Many firearms are also illegally imported from third countries or are the result of the conversion of other objects into firearms.

Malmström said that, in addition, there is a growing concern about criminals sending parts of decommissioned weapons by regular mail to be reassembled by the buyer. Now there is even the possibility of manufacturing gun parts with 3-D printers.

Moreover, the illicit firearms trade is often closely intertwined with other serious crimes such as drug trafficking, human trafficking, and corruption.

The EU will likely seek restrictions on access to highly dangerous and automatic weapons for civilians, and reduce the risk of illegal delivery of firearms by postal services. Common EU-wide rules on how to deactivate firearms might ensure that once firearms have been taken out of use, they remain inoperable, said Malmström.

Guns in Unsafe Hands
According to Malmström, those responsible for mass shootings in schools in Tuusula and Kauhajoki in Finland, in Cumbria in the U.K., and Alphen aan den Rijn in the Netherlands were mentally unstable adults that were still able to procure licenses to possess firearms.
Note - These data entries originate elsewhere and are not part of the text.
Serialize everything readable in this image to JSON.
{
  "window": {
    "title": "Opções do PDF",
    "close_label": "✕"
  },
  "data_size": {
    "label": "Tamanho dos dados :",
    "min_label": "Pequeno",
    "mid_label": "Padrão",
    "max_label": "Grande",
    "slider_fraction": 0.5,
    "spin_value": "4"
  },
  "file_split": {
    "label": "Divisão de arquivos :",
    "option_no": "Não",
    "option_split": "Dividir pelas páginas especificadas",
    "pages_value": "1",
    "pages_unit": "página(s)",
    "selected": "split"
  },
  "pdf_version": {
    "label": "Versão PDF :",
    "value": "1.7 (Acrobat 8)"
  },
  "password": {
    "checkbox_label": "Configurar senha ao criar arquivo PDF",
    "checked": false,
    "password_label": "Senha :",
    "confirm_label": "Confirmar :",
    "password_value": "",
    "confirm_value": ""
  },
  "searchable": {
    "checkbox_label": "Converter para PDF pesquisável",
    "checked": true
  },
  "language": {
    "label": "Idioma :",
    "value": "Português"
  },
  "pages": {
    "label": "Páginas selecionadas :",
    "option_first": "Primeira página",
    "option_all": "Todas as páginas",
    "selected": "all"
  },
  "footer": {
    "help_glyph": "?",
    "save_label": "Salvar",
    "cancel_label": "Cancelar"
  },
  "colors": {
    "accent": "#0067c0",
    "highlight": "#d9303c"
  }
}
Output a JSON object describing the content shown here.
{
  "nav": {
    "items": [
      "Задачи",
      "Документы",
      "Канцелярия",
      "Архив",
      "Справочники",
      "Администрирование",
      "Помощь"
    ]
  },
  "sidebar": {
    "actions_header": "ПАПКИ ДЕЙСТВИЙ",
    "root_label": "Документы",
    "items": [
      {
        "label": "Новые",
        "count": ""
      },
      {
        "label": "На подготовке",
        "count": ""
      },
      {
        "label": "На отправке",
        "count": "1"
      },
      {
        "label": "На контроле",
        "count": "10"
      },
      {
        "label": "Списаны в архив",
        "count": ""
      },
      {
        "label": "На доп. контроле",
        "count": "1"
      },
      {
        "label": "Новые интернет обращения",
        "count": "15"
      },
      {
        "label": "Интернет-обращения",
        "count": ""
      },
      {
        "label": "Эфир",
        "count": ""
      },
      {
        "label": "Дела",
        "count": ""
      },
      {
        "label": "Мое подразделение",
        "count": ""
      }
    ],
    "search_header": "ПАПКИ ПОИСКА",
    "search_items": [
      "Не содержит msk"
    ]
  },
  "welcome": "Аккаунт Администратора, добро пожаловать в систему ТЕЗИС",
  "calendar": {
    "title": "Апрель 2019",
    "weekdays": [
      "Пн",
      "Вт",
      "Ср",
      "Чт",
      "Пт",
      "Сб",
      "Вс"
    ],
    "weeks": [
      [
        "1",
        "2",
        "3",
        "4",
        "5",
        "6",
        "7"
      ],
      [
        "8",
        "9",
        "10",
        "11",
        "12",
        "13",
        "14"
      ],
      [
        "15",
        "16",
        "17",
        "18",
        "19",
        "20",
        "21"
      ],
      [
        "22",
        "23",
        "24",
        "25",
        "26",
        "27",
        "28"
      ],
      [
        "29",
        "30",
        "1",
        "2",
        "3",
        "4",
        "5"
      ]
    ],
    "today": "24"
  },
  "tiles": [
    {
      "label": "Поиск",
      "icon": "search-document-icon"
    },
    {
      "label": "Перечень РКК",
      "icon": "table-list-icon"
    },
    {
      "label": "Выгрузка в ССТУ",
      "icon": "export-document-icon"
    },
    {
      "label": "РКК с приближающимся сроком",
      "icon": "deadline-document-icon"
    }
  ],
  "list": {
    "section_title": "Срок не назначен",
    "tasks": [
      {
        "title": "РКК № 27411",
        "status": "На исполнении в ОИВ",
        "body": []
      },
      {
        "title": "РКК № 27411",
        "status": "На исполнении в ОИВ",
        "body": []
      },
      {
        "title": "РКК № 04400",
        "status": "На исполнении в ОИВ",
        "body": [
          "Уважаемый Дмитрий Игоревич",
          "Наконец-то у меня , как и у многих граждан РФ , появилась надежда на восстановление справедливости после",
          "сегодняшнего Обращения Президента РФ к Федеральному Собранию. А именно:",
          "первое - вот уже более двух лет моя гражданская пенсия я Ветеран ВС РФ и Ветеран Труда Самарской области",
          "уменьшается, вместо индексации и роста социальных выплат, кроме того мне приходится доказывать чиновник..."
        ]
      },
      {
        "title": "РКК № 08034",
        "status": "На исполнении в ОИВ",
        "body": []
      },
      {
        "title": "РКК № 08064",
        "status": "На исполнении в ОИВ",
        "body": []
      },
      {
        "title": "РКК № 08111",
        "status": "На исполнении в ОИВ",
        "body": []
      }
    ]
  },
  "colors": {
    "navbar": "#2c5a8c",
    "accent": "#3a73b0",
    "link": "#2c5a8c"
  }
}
She said that in Winnenden, Germany in 2009, an adolescent used a pistol, which wasn’t in secure storage in his parents’ bedroom to kill 15 people. In the attacks in Liège, Belgium, in 2011, the gunman drew from a huge personal arsenal including military weapons and collectors’ items, which he had purchased and converted to terrorize Christmas shoppers in a packed square, killing five people and himself.